O problema é que o governo Márcia anunciou que a Procuradoria do Município atuou junto aos tribunais superiores, solicitando celeridade e alinhamento processual. Após o trânsito em julgado, no final de 2024, teve início a etapa para garantir o depósito integral dos valores, que contou com apoio institucional, incluindo a atuação do deputado federal Fernando Monteiro, contribuindo para a liberação definitiva do crédito.
Em conversa com o Farol, a presidente do Sintest, Veraluza Nogueira, rebateu os argumentos do governo municipal.

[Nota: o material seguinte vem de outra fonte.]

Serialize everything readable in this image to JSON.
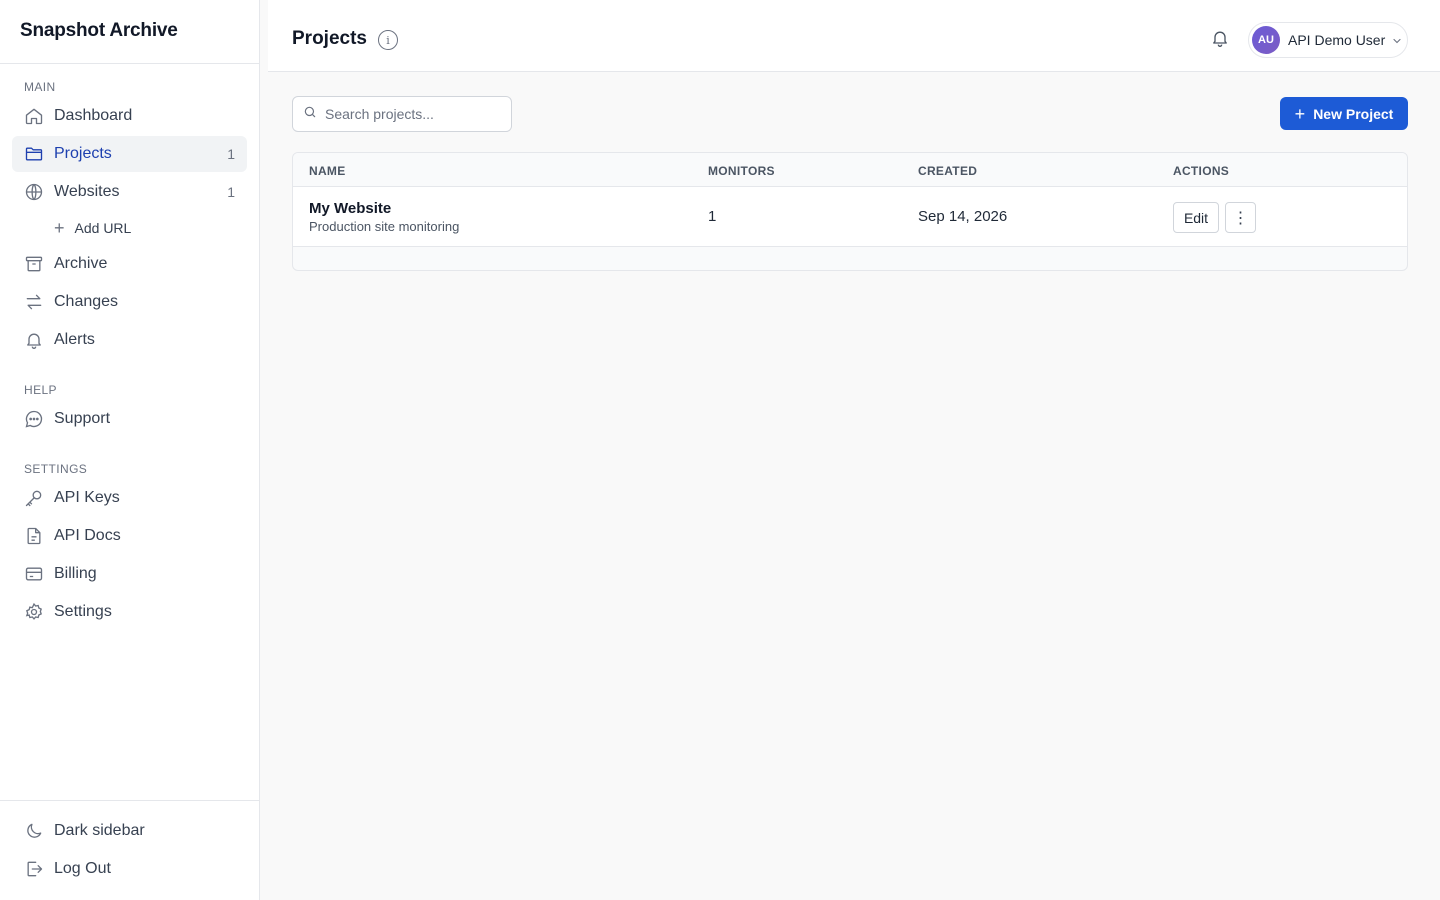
{
  "app": {
    "title": "Snapshot Archive"
  },
  "sidebar": {
    "sections": {
      "main": "MAIN",
      "help": "HELP",
      "settings": "SETTINGS"
    },
    "items": {
      "dashboard": {
        "label": "Dashboard",
        "icon": "home-icon"
      },
      "projects": {
        "label": "Projects",
        "icon": "folder-icon",
        "count": "1",
        "active": true
      },
      "websites": {
        "label": "Websites",
        "icon": "globe-icon",
        "count": "1"
      },
      "add_url": {
        "label": "Add URL",
        "icon": "plus-icon"
      },
      "archive": {
        "label": "Archive",
        "icon": "archive-icon"
      },
      "changes": {
        "label": "Changes",
        "icon": "swap-arrows-icon"
      },
      "alerts": {
        "label": "Alerts",
        "icon": "bell-icon"
      },
      "support": {
        "label": "Support",
        "icon": "chat-icon"
      },
      "api_keys": {
        "label": "API Keys",
        "icon": "key-icon"
      },
      "api_docs": {
        "label": "API Docs",
        "icon": "document-icon"
      },
      "billing": {
        "label": "Billing",
        "icon": "credit-card-icon"
      },
      "settings": {
        "label": "Settings",
        "icon": "gear-icon"
      }
    },
    "footer": {
      "dark_sidebar": {
        "label": "Dark sidebar",
        "icon": "moon-icon"
      },
      "log_out": {
        "label": "Log Out",
        "icon": "logout-icon"
      }
    }
  },
  "header": {
    "title": "Projects",
    "info_icon": "info-icon",
    "notifications_icon": "bell-icon",
    "user": {
      "initials": "AU",
      "name": "API Demo User"
    }
  },
  "toolbar": {
    "search_placeholder": "Search projects...",
    "new_project_label": "New Project"
  },
  "table": {
    "columns": [
      "NAME",
      "MONITORS",
      "CREATED",
      "ACTIONS"
    ],
    "rows": [
      {
        "name": "My Website",
        "description": "Production site monitoring",
        "monitors": "1",
        "created": "Sep 14, 2026",
        "edit_label": "Edit",
        "more_label": "⋮"
      }
    ]
  },
  "colors": {
    "accent": "#1d5bd6",
    "active_text": "#1e40af",
    "avatar": "#6b5bd6"
  }
}
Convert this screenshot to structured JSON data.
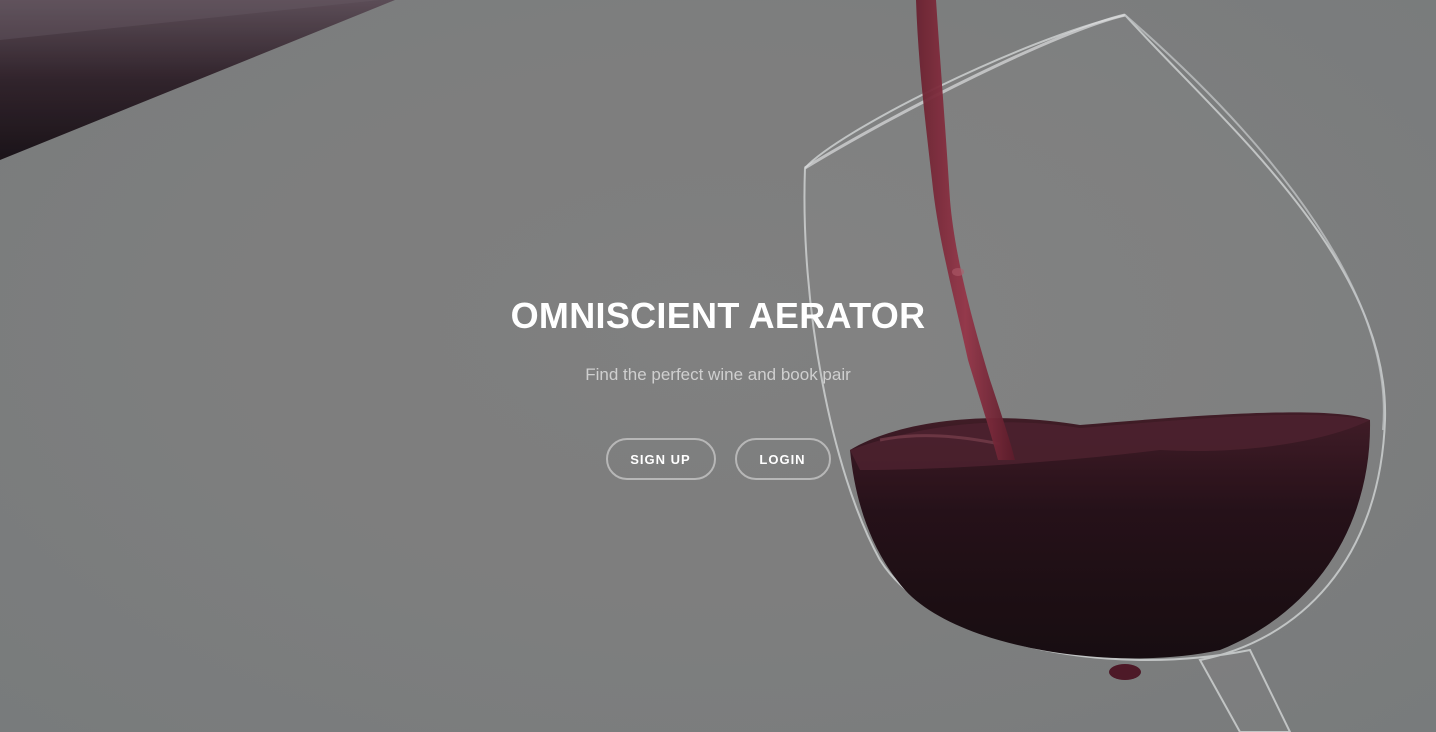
{
  "hero": {
    "title": "OMNISCIENT AERATOR",
    "subtitle": "Find the perfect wine and book pair",
    "background_image": "wine-pouring-into-glass",
    "buttons": {
      "signup_label": "SIGN UP",
      "login_label": "LOGIN"
    }
  },
  "colors": {
    "background": "#808080",
    "title": "#ffffff",
    "subtitle": "#cfcfcf",
    "button_border": "#d9d9d9",
    "wine": "#2a0a12"
  }
}
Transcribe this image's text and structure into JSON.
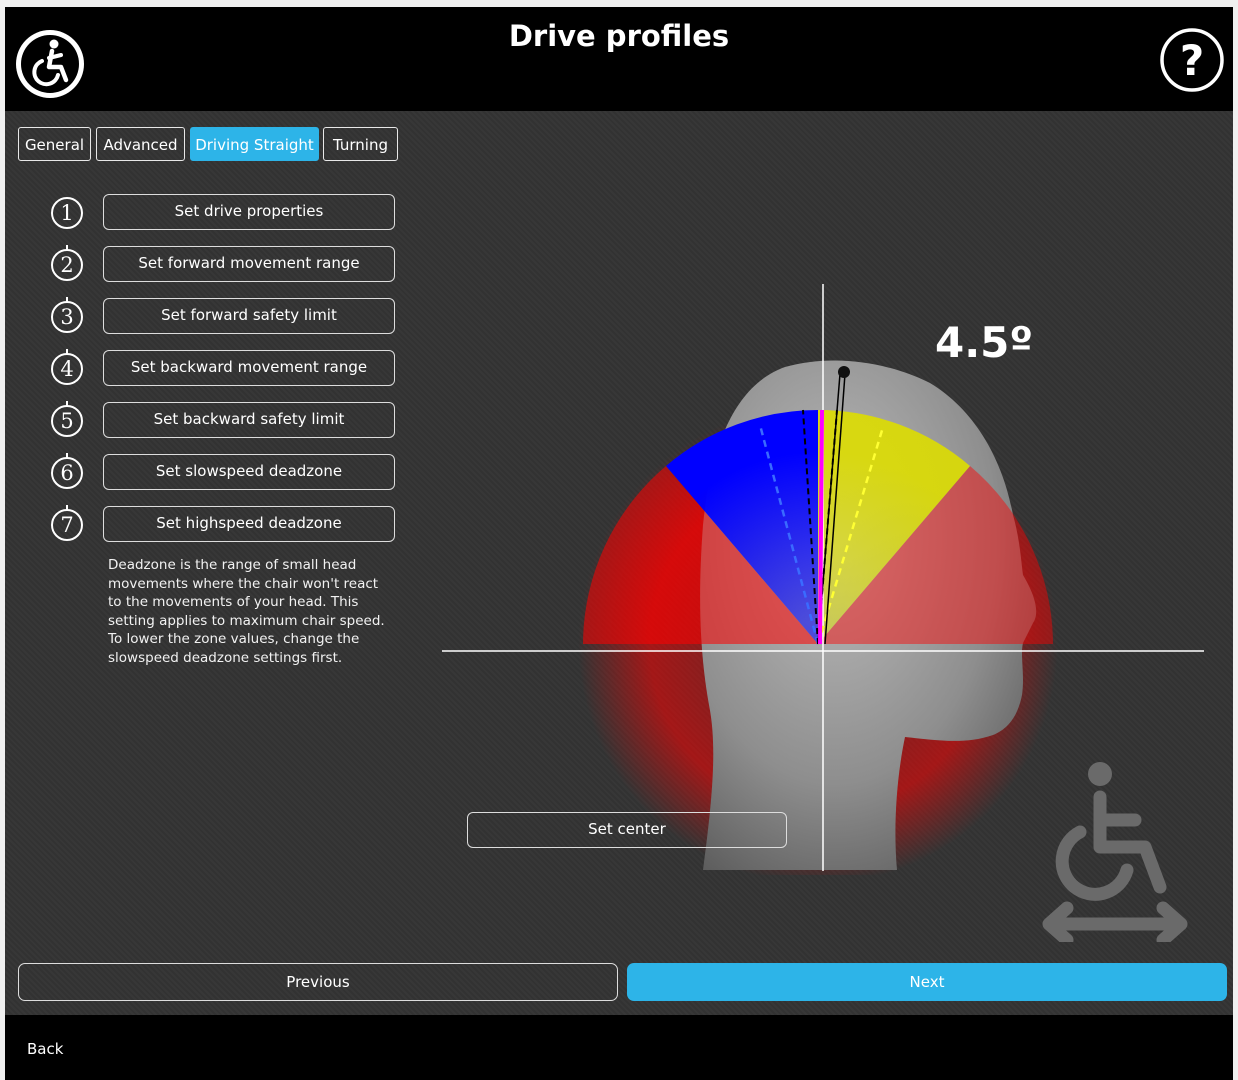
{
  "header": {
    "title": "Drive profiles"
  },
  "tabs": [
    {
      "label": "General",
      "active": false
    },
    {
      "label": "Advanced",
      "active": false
    },
    {
      "label": "Driving Straight",
      "active": true
    },
    {
      "label": "Turning",
      "active": false
    }
  ],
  "steps": [
    {
      "number": "1",
      "label": "Set drive properties"
    },
    {
      "number": "2",
      "label": "Set forward movement range"
    },
    {
      "number": "3",
      "label": "Set forward safety limit"
    },
    {
      "number": "4",
      "label": "Set backward movement range"
    },
    {
      "number": "5",
      "label": "Set backward safety limit"
    },
    {
      "number": "6",
      "label": "Set slowspeed deadzone"
    },
    {
      "number": "7",
      "label": "Set highspeed deadzone"
    }
  ],
  "description": "Deadzone is the range of small head movements where the chair won't react to the movements of your head. This setting applies to maximum chair speed. To lower the zone values, change the slowspeed deadzone settings first.",
  "head_tilt_angle": "4.5º",
  "set_center_label": "Set center",
  "nav": {
    "previous_label": "Previous",
    "next_label": "Next"
  },
  "footer": {
    "back_label": "Back"
  },
  "colors": {
    "accent": "#2db4e8",
    "safety_limit": "#ff0000",
    "backward_range": "#0000ff",
    "forward_range": "#e6e600",
    "current_position": "#ff00ff"
  },
  "icons": [
    "accessibility-icon",
    "help-icon",
    "wheelchair-move-icon"
  ]
}
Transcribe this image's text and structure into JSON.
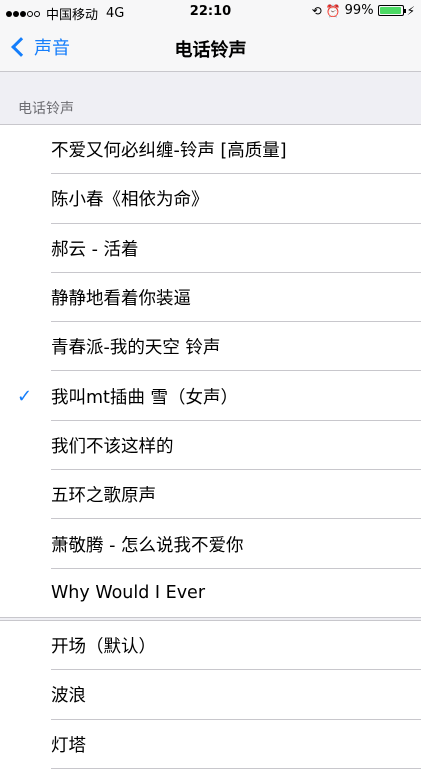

“Ela [Márcia] repete que lutou com o deputado Fernando Monteiro e conseguiu o resultado na justiça. Isso não é verdade. Tudo isso é fruto da nossa luta. Depois que fizemos os movimentos, conquistamos. Agora vem o seu fulano, seu sicrano, ter as honras, não está certo. Foi a nossa luta. Quem é Fernando Monteiro? não conheço”, disse a sindicalista, acrescentando:
“Eu sabia que tinha sido depositado os R$ 28 milhões, agora a prefeita quer usar seu nome, como se fosse uma conquista dela. Foi o sindicato que fez um movimento pacífico e abriu um canal de diálogo com a Justiça Federal. O primeiro juiz nem recebia ela [Márcia Conrado] e nem o sindicato. Começou a andar porque provocamos o corregedor. Outra coisas, não vamos abrir mão dos 60% e dos juros”.
“Agora é ano político, se fossémos esperar por prefeita e outras coisas nunca iríamos reeber. Temos que buscar a conquista dos piso ds auxiliares de creche. Ainda tem esta luta que está apenas começando. Não existe conversa de 21 anos, foi luta diária nossa. Agora todo mundo quer sair bonitinho na fita”.